Jenkins Johnson Projects is pleased to present its inaugural exhibitions curated by Brooklyn-based multidisciplinary artist, Derrick Adams. The opening reception will be on Saturday, September 30 from 4-7 pm with a DJ set by April Hunt. The first gallery of its kind in Prospect Lefferts Gardens, Jenkins Johnson Projects plans to engage the local community and celebrate the vibrancy of the neighborhood and greater Brooklyn. Derrick Adams’ curation will include a solo exhibition of Brooklyn based artist, Arjan Zazueta: Beautification, as well as a group exhibition, Hidden in Plain Sight: Carris Adams, Stephen Gurtowski, Harlan Mack, Devin N. Morris, Mary A. Valverde, and Kennedy Yanko.
Arjan Zazueta is a multidisciplinary visual artist based in Brooklyn, NY, with previous exhibitions at Rush Arts, The Lux Center for the Arts, and Munson Williams Proctor Museum of Art, among others. Zazueta’s floral collages transform the Project’s parlor level into a colorful garden reflective of the adjacent Prospect Park and Brooklyn Botanic Garden. For this series Zazueta draws inspiration from Jan van Huysum, the 17th century Dutch artist known for his luscious paintings of impossible floral combinations. Using historical flower paintings as a model, this series responds in a minimal and personal way to death, politics and aging through beauty.
Hidden in Plain Sight highlights six diverse artists that navigate the contemporary urban environment by igniting photography, painting and mixed media sculpture in a way that expands spatial confines. The artists in this exhibition come from Brooklyn, Chicago, and beyond, and navigate the contemporary urban environment. They touch on signifiers of connection and disconnection within the city, as well as themes of otherness, racial difference, queerness, and isolation. The works inhabit the Project's more industrial basement-level gallery, as well as a signature jewel box.
Carris Adams was recently featured in the exhibition, Palatable, at the Studio Museum in Harlem and named a Breakout Artist of 2017 by Chicago’s New City Art. Her ¬¬¬paintings and drawings investigate language in the form of signs. She describes, “I grew up riding buses and using signs as markers and as points for navigating the city. In doing this, it was very clear to me what kinds of things were available in a Black or Brown space versus a white space. This included the mutability of the language, the age of the surface, typographic design and how history and politics are intertwined in all these markers within the landscape.” For the first time ever, she will be showing works from her Bones series, daily or weekly sketches which enable her to remain engaged and active.
Stephen Gurtowski is a painter based in New York City whose work explores the history of abstraction, as well as themes of queer identity and queer experience within an urban society. Art critic, Jan Avgikos describes his work as, “Very urban. Very mental. Experimental—just you and the blank surface, the weight of history, and heaps of expectation: Just what painting is and potentially will continue to be.”
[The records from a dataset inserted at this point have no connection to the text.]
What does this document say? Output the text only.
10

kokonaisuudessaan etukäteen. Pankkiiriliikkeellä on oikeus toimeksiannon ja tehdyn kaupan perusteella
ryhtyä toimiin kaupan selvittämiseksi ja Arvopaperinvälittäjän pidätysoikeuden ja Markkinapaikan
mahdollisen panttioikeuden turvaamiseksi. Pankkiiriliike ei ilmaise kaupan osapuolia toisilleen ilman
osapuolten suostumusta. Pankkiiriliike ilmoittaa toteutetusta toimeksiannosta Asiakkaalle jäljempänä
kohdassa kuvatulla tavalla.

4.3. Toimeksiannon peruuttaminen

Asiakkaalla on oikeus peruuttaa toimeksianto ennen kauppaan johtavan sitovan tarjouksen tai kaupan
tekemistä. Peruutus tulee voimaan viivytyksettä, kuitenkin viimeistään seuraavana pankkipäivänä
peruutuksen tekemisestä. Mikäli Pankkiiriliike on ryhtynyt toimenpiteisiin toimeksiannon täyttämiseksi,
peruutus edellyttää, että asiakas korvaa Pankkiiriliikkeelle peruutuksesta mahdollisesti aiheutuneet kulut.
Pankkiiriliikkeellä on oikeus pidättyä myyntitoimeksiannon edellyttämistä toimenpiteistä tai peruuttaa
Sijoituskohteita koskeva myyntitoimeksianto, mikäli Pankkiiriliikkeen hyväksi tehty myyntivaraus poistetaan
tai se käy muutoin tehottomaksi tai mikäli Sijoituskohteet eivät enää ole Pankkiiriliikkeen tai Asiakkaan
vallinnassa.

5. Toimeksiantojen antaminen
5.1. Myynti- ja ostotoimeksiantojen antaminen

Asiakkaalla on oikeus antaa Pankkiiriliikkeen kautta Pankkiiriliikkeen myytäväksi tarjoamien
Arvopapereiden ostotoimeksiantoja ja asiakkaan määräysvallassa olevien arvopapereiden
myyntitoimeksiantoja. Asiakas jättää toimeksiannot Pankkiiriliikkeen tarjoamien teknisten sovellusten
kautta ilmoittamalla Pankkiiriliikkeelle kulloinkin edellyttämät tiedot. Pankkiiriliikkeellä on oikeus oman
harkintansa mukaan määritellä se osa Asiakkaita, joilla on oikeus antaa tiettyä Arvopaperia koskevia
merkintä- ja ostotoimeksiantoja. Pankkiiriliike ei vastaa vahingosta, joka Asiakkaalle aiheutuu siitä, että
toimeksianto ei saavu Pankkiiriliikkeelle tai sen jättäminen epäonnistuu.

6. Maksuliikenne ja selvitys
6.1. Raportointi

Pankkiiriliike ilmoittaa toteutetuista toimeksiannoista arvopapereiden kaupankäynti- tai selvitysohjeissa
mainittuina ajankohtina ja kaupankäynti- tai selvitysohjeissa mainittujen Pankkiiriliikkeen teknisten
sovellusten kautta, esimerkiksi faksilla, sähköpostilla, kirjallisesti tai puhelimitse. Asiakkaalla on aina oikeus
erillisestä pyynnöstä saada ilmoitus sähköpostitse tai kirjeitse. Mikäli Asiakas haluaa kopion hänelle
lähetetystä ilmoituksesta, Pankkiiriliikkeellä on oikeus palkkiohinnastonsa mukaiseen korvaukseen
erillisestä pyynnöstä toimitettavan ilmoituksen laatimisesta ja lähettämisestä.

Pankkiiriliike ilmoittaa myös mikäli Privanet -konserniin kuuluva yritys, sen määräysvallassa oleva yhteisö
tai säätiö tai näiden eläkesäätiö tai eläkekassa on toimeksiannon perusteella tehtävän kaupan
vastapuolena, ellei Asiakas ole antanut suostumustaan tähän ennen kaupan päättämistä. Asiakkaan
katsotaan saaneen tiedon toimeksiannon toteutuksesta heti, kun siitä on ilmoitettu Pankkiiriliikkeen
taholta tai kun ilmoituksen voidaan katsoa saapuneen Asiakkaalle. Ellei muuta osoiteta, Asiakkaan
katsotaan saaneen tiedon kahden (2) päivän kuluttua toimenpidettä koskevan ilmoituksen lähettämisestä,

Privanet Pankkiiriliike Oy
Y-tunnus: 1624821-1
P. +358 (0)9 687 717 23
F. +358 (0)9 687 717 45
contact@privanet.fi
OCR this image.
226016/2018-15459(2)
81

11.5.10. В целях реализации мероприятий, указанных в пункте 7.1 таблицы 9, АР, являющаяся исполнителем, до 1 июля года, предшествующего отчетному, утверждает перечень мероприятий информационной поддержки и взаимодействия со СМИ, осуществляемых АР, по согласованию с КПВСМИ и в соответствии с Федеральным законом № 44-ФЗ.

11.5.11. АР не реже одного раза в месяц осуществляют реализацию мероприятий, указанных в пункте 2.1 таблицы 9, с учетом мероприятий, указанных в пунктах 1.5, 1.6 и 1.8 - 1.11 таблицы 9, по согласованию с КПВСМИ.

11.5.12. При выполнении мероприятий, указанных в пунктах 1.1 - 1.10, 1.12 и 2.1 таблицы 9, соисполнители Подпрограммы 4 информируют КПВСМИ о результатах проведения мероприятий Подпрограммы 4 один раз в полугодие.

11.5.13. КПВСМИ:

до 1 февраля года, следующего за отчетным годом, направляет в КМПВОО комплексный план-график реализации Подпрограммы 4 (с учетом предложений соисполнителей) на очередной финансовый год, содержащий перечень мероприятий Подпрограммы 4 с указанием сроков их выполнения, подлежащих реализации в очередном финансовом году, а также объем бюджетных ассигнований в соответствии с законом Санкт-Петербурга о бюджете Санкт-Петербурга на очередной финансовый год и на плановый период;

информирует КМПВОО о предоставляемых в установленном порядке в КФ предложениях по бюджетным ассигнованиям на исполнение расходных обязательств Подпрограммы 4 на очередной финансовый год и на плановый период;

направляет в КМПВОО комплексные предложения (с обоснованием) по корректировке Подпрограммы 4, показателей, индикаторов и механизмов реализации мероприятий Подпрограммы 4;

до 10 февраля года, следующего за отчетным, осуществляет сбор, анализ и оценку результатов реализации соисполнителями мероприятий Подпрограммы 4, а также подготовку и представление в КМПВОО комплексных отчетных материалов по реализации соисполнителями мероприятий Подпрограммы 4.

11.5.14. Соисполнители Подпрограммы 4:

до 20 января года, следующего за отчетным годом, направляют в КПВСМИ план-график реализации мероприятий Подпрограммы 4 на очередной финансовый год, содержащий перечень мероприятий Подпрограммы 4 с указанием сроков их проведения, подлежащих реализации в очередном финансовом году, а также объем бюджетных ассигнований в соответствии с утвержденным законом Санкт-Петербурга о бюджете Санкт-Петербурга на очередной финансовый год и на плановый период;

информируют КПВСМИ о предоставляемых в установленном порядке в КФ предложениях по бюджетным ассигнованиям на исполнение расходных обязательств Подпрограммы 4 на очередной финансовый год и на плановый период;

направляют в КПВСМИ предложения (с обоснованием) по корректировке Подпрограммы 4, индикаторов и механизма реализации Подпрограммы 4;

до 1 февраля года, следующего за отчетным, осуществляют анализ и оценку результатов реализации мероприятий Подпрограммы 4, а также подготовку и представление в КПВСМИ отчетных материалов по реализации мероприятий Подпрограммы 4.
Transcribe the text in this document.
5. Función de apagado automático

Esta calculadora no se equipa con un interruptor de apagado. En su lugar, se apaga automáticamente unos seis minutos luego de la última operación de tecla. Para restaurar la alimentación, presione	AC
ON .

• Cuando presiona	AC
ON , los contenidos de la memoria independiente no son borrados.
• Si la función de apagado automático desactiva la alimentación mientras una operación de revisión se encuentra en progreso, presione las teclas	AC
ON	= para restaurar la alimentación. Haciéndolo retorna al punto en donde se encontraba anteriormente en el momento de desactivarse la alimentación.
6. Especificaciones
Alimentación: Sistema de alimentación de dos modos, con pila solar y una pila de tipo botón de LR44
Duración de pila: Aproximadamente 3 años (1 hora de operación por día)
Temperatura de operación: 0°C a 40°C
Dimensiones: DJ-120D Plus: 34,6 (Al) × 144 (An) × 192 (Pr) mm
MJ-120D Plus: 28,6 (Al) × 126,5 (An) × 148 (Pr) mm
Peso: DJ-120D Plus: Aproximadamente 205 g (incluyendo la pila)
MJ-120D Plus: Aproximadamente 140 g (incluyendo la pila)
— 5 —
Harlan Mack uses as a vehicle the narrative of speculative fiction to express his thoughts, ideas, and personal experience. His forged steel faces are evidence of humanity amongst the distillation of symbols relating to labor, identity, family, perception and environment. He calls the steel faces his “Future Kin.” Hidden in Plain Sight includes his Future Kin works, Forecast Revival which are created from steel shovels and a site-specific installation of his framed steel masks in the Project’s jewel box.
Devin N. Morris is a Baltimore-born, Brooklyn-based artist whose work was recently shown in Queering Space, the first queer show at the Yale School of Art. In his monochrome photograph series, 11 Conveniences, he creates imagined environments with fabrics, domestic furnishings and figures. He states, “Subjects and objects are arranged in a way that reads as an assemblage, as I am often trying to readdress the many assembled parts of the disparate African American history.”
Mary A. Valverde has served on the NYC Public Design Commission since 2015 with Hank Willis Thomas. Valverde creates installations reminiscent of sacred spaces and material offerings. Her works bring together various ephemera material to formulate a visual network based on arithmetic diagrams. Artist William Cordova describes her as, “a cultural practitioner invested in ritual, the quotidian and syncretic relationships. She is a copious researcher with a ravenous appetite for the trans-physics we create as a society.”
Kennedy Yanko is a Brooklyn-based sculptor who works in metal, marble, wood and acrylic to expose the beauty in the abject. Learning more about her materials’ pasts has encouraged Yanko to repurpose metal and change our experiences with it by altering the way it participates in a space. In her work, Mobility, she uses taxi-yellow which “embodies the spirit of New York. It references the quintessential experience of urbanites who exist, survive and thrive within the frenetic movement of NYC traffic, and the standard pace of life.”
Adams recently served as guest curator for the inaugural curated section of VOLTA NY 2016. His work has been shown at MoMA PS1; Brooklyn Museum of Art; Studio Museum in Harlem; Contemporary Art Museum Houston; and the California African American Museum.